(RNN) – On Friday, the Trump administration ended a program for tens of thousands of Hondurans who have lived in the U.S. legally for two decades. They have 18 months to leave the country or qualify for a visa another way.
The Department of Homeland Security ended the "temporary protected status" for about 57,000 Hondurans. The status is granted to those who are affected by hurricanes, earthquakes and civil wars.
In 1999, Honduras was granted TPS after Hurricane Mitch destroyed much of the country.
Other countries that had the status revoked are El Salvador, Haiti, Nepal, Nicaragua, Liberia, and Sudan, which makes about 317,000 immigrants who must return home after living in the U.S. for decades.
The program is still active for those from Syria, South Sudan, Somalia, and Yemen.
Parents will have to decide if they should leave their children born in the U.S. behind or take them back to a country they don’t know. If the parents stay past the 18 months, they could face deportation if caught.
Extension of the temporary protected status program is required every few years.

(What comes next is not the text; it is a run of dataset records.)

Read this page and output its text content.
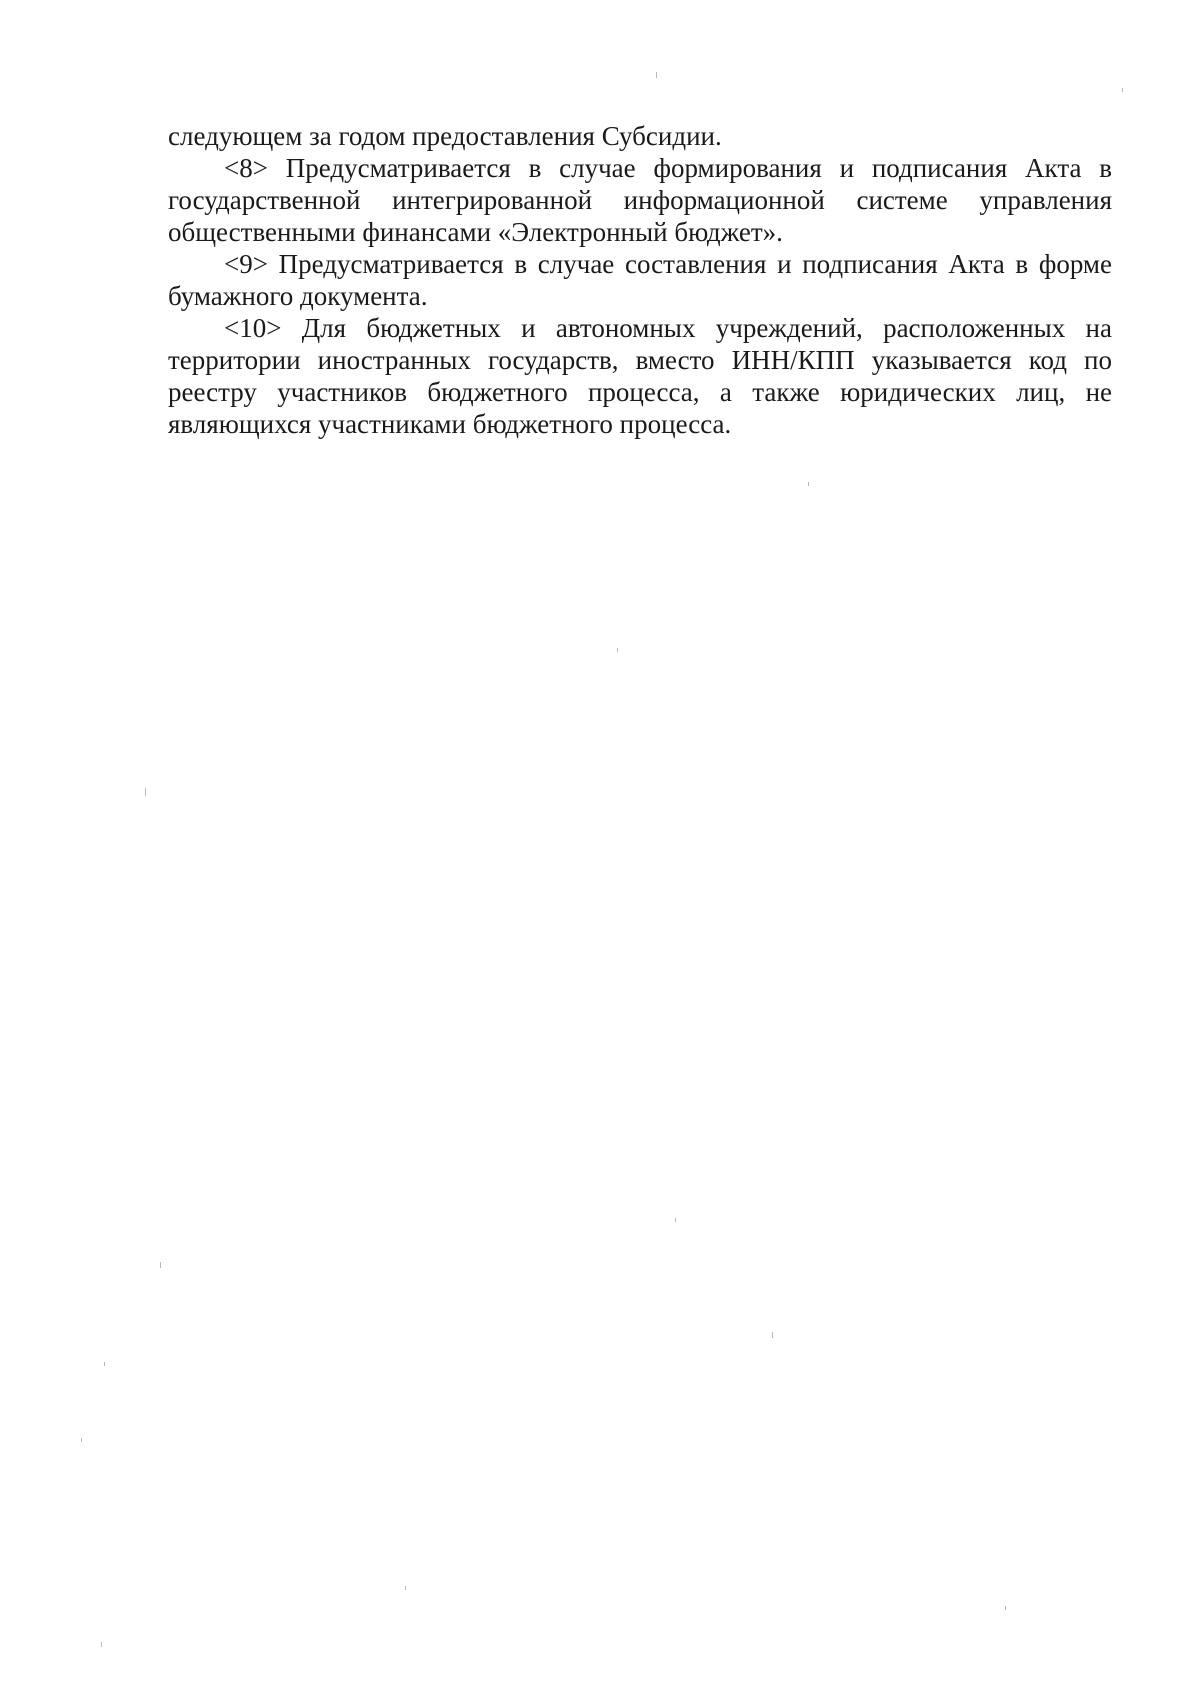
следующем за годом предоставления Субсидии.

<8> Предусматривается в случае формирования и подписания Акта в государственной интегрированной информационной системе управления общественными финансами «Электронный бюджет».

<9> Предусматривается в случае составления и подписания Акта в форме бумажного документа.

<10> Для бюджетных и автономных учреждений, расположенных на территории иностранных государств, вместо ИНН/КПП указывается код по реестру участников бюджетного процесса, а также юридических лиц, не являющихся участниками бюджетного процесса.
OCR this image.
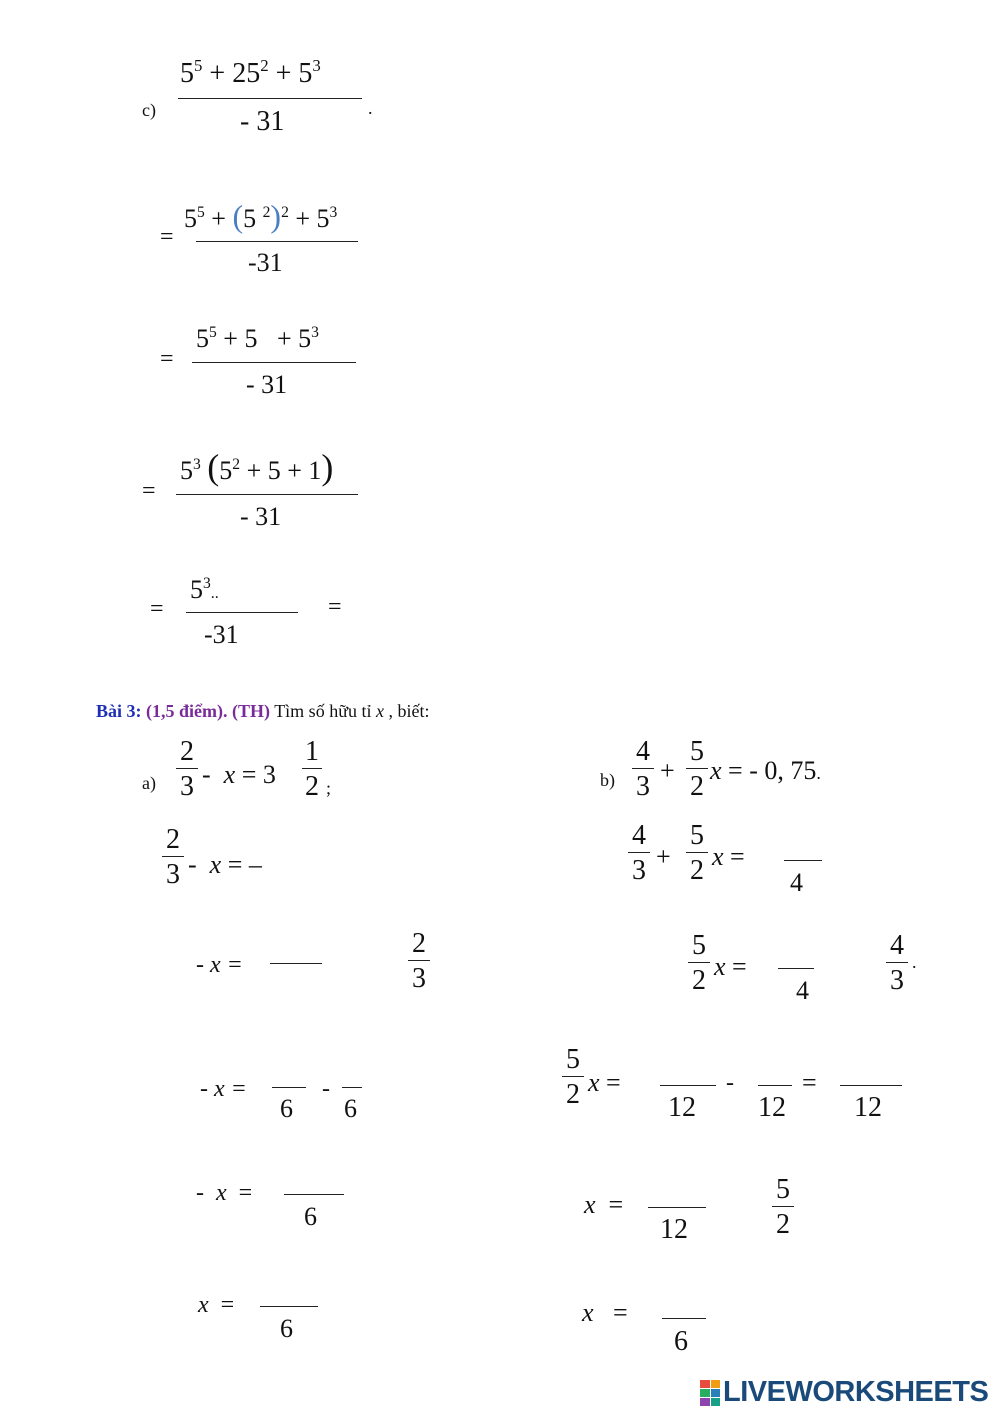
c)
$5^5 + 25^2 + 5^3$
- 31	.
=
$5^5 + (5$ $^2)^2 + 5^3$
-31
=
$5^5 + 5 + 5^3$
- 31
=
$5^3$ $(5^2 + 5 + 1)$
- 31
=
$5^3$..
-31
=
Bài 3: (1,5 điểm). (TH) Tìm số hữu tỉ x , biết:
a)
2
3 - x = 3
1
2 ;
2
3 - x = –
- x =
2
3
- x =
6
-
6
- x =
6
x =
6
b)
4
3
+
5
2
x = - 0, 75.
4
3 +
5
2 x =
4
5
2 x =
4
4
3
.
5
2 x =
12
-
12
=
12
x =
12
5
2
x =
6
LIVEWORKSHEETS
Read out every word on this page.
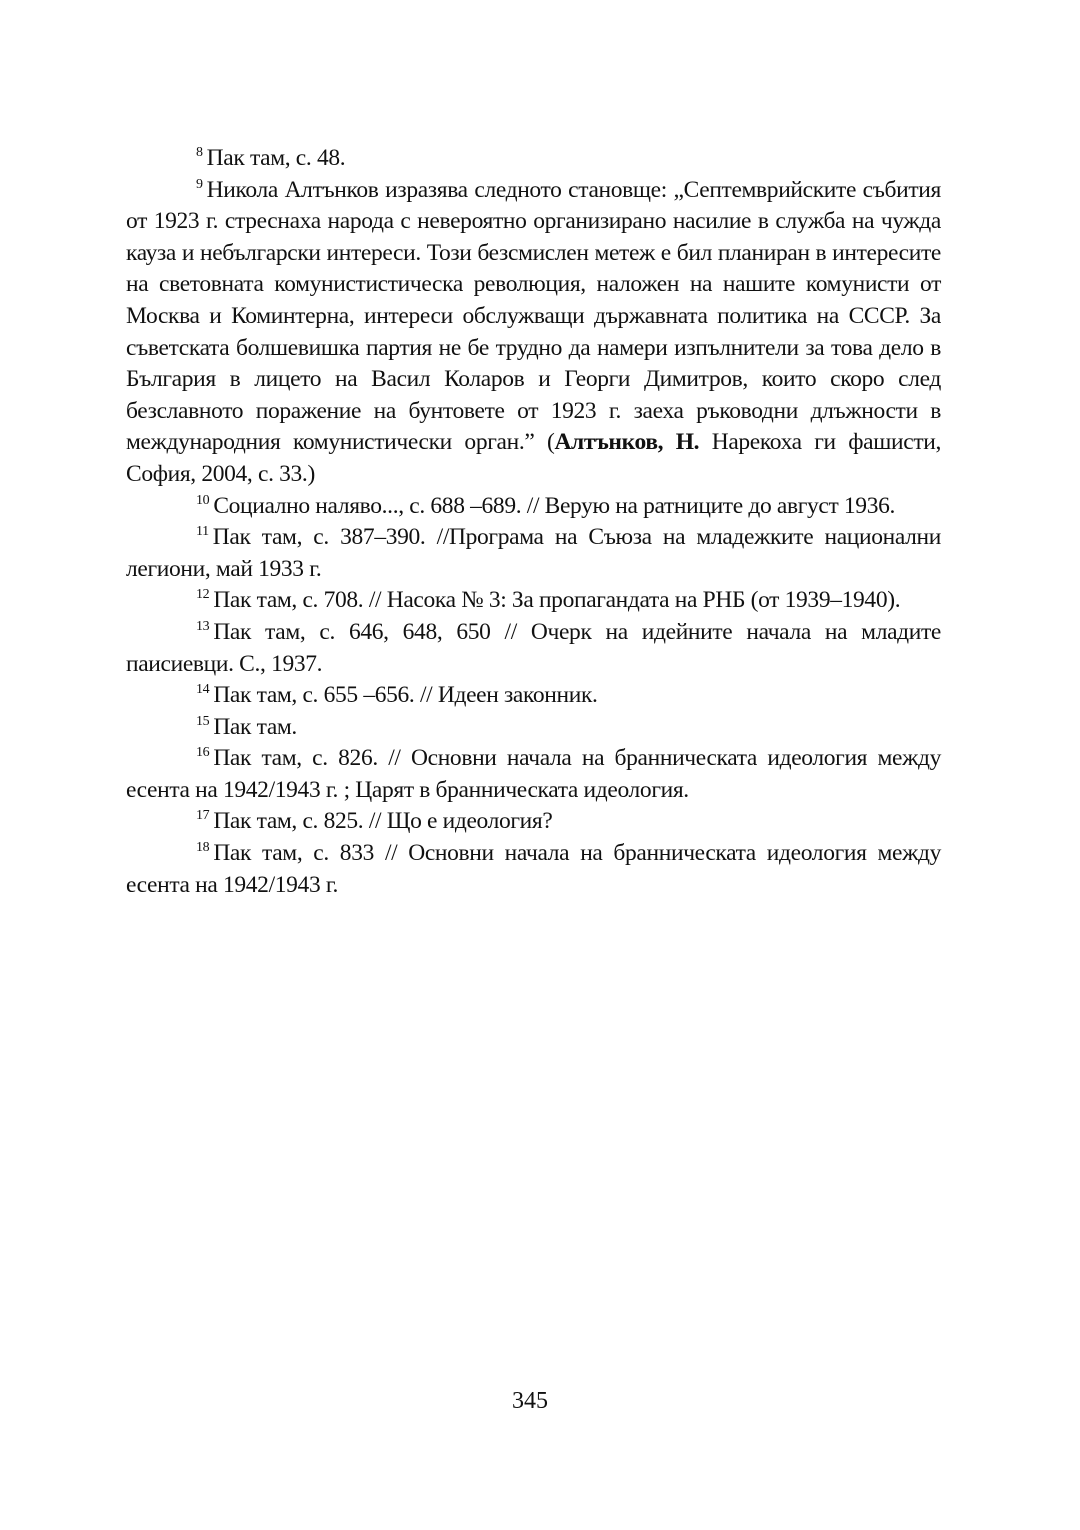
$^8$ Пак там, с. 48.

$^9$ Никола Алтънков изразява следното становще: „Септемврийските събития от 1923 г. стреснаха народа с невероятно организирано насилие в служба на чужда кауза и небългарски интереси. Този безсмислен метеж е бил планиран в интересите на световната комунистистическа революция, наложен на нашите комунисти от Москва и Коминтерна, интереси обслужващи държавната политика на СССР. За съветската болшевишка партия не бе трудно да намери изпълнители за това дело в България в лицето на Васил Коларов и Георги Димитров, които скоро след безславното поражение на бунтовете от 1923 г. заеха ръководни длъжности в международния комунистически орган.” (Алтънков, Н. Нарекоха ги фашисти, София, 2004, с. 33.)

$^{10}$ Социално наляво..., с. 688 –689. // Верую на ратниците до август 1936.

$^{11}$ Пак там, с. 387–390. //Програма на Съюза на младежките национални легиони, май 1933 г.

$^{12}$ Пак там, с. 708. // Насока № 3: За пропагандата на РНБ (от 1939–1940).

$^{13}$ Пак там, с. 646, 648, 650 // Очерк на идейните начала на младите паисиевци. С., 1937.

$^{14}$ Пак там, с. 655 –656. // Идеен законник.

$^{15}$ Пак там.

$^{16}$ Пак там, с. 826. // Основни начала на бранническата идеология между есента на 1942/1943 г. ; Царят в бранническата идеология.

$^{17}$ Пак там, с. 825. // Що е идеология?

$^{18}$ Пак там, с. 833 // Основни начала на бранническата идеология между есента на 1942/1943 г.

345
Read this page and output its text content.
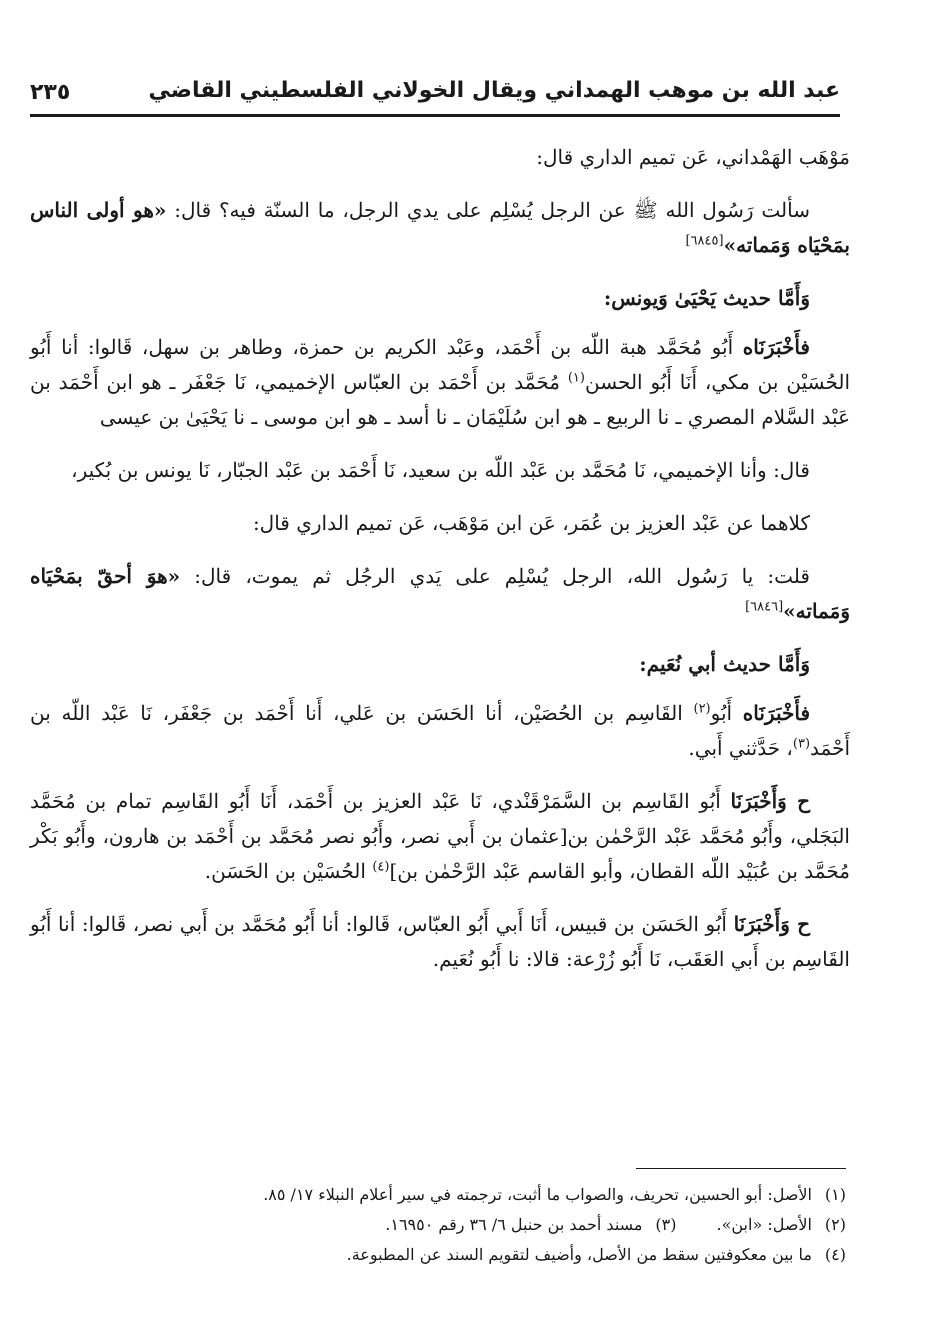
عبد الله بن موهب الهمداني ويقال الخولاني الفلسطيني القاضي
٢٣٥

مَوْهَب الهَمْداني، عَن تميم الداري قال:

سألت رَسُول الله ﷺ عن الرجل يُسْلِم على يدي الرجل، ما السنّة فيه؟ قال: «هو أولى الناس بمَحْيَاه وَمَماته»[٦٨٤٥]

وَأَمَّا حديث يَحْيَىٰ وَيونس:

فأَخْبَرَنَاه أَبُو مُحَمَّد هبة اللّه بن أَحْمَد، وعَبْد الكريم بن حمزة، وطاهر بن سهل، قَالوا: أنا أَبُو الحُسَيْن بن مكي، أَنَا أَبُو الحسن$^{(١)}$ مُحَمَّد بن أَحْمَد بن العبّاس الإخميمي، نَا جَعْفَر ـ هو ابن أَحْمَد بن عَبْد السَّلام المصري ـ نا الربيع ـ هو ابن سُلَيْمَان ـ نا أسد ـ هو ابن موسى ـ نا يَحْيَىٰ بن عيسى

قال: وأنا الإخميمي، نَا مُحَمَّد بن عَبْد اللّه بن سعيد، نَا أَحْمَد بن عَبْد الجبّار، نَا يونس بن بُكير،

كلاهما عن عَبْد العزيز بن عُمَر، عَن ابن مَوْهَب، عَن تميم الداري قال:

قلت: يا رَسُول الله، الرجل يُسْلِم على يَدي الرجُل ثم يموت، قال: «هوَ أحقّ بمَحْيَاه وَمَماته»[٦٨٤٦]

وَأَمَّا حديث أبي نُعَيم:

فأَخْبَرَنَاه أَبُو$^{(٢)}$ القَاسِم بن الحُصَيْن، أنا الحَسَن بن عَلي، أَنا أَحْمَد بن جَعْفَر، نَا عَبْد اللّه بن أَحْمَد$^{(٣)}$، حَدَّثني أَبي.

ح وَأَخْبَرَنَا أَبُو القَاسِم بن السَّمَرْقَنْدي، نَا عَبْد العزيز بن أَحْمَد، أَنَا أَبُو القَاسِم تمام بن مُحَمَّد البَجَلي، وأَبُو مُحَمَّد عَبْد الرَّحْمٰن بن[عثمان بن أَبي نصر، وأَبُو نصر مُحَمَّد بن أَحْمَد بن هارون، وأَبُو بَكْر مُحَمَّد بن عُبَيْد اللّه القطان، وأبو القاسم عَبْد الرَّحْمٰن بن]$^{(٤)}$ الحُسَيْن بن الحَسَن.

ح وَأَخْبَرَنَا أَبُو الحَسَن بن قبيس، أَنَا أَبي أَبُو العبّاس، قَالوا: أنا أَبُو مُحَمَّد بن أَبي نصر، قَالوا: أنا أَبُو القَاسِم بن أَبي العَقَب، نَا أَبُو زُرْعة: قالا: نا أَبُو نُعَيم.

(١)الأصل: أبو الحسين، تحريف، والصواب ما أثبت، ترجمته في سير أعلام النبلاء ١٧/ ٨٥.
(٢)الأصل: «ابن».(٣)مسند أحمد بن حنبل ٦/ ٣٦ رقم ١٦٩٥٠.
(٤)ما بين معكوفتين سقط من الأصل، وأضيف لتقويم السند عن المطبوعة.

This weekend was the deadline for Honduras, according to CNN.
Honduras has the highest murder rate in the world, according to the United Nations. El Salvador has the second highest.
The New York Times reports that Hondurans currently in the TPS program have 53,500 American-born children, 85 percent participate in the labor force, compared with 63 percent of the overall U.S. population, and nearly 20 percent have mortgages.